# Removing a Hymer waste tank from 1996 B544?(and shower trap)



## martinf (Mar 21, 2010)

Hi guys

My van is dribbling when the shower is in use. I think the leak is coming from the top side of the waste tank so I suspect a pipe has split or come loose. I don't think the leak is from the shower tray itself.

The B544 waste tank sits under the van in an insulated box. When I remove the outer inspection hatch the insulated box is full of water so I think this confirms my suspicion that the leak is on a connection to the tank.

So,

Anyone removed the waste tank from under the van? Is it as simple as undoing the 2 metal 'straps' and the tap bracket and lowering the whole insulated box assembly? Is there enough slack in the connecting pipes so I can lower it the ground?

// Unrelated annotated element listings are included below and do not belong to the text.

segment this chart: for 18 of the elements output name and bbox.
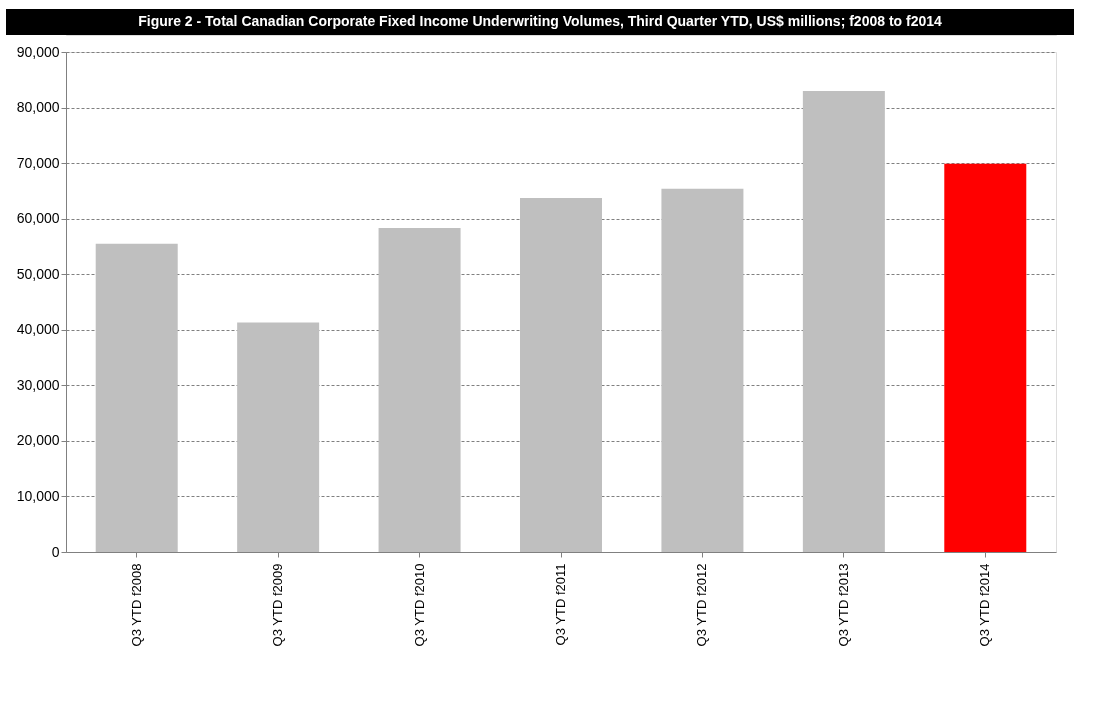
y-tick-label: 40,000 — [16, 321, 60, 338]
y-tick-label: 30,000 — [16, 376, 60, 393]
x-tick-label: Q3 YTD f2008 — [128, 563, 144, 647]
y-tick-label: 20,000 — [16, 432, 60, 449]
y-tick-label: 60,000 — [16, 210, 60, 227]
x-tick-label: Q3 YTD f2010 — [411, 563, 427, 647]
y-tick-label: 10,000 — [16, 487, 60, 504]
x-tick-label: Q3 YTD f2012 — [694, 563, 710, 647]
chart-title: Figure 2 - Total Canadian Corporate Fixed Income Underwriting Volumes, Third Quarter YTD, US$ millions; f2008 to f2014 — [138, 13, 943, 29]
y-tick-label: 90,000 — [16, 43, 60, 60]
x-tick-label: Q3 YTD f2011 — [553, 563, 568, 646]
x-tick-label: Q3 YTD f2014 — [977, 563, 993, 647]
x-tick-label: Q3 YTD f2013 — [835, 563, 851, 647]
y-tick-label: 0 — [51, 543, 60, 560]
x-tick-label: Q3 YTD f2009 — [270, 563, 286, 647]
y-tick-label: 50,000 — [16, 265, 60, 282]
y-tick-label: 80,000 — [16, 99, 60, 116]
y-tick-label: 70,000 — [16, 154, 60, 171]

And while we are talking plumbing, how on earth do I check the shower trap on a B544?!

Any help much appreciated
Martin


----------



## Waleem (Nov 1, 2006)

I will be very interested to hear if there are any replies to this, because our Dethleffs has what sounds like a very similar tank setup and we have a leak from the top, but from the kitchen sink in our case..... :roll: 
I was tempted to just drop the tank, but I dont know what the pipework above looks like and don't want to risk breaking it further.


----------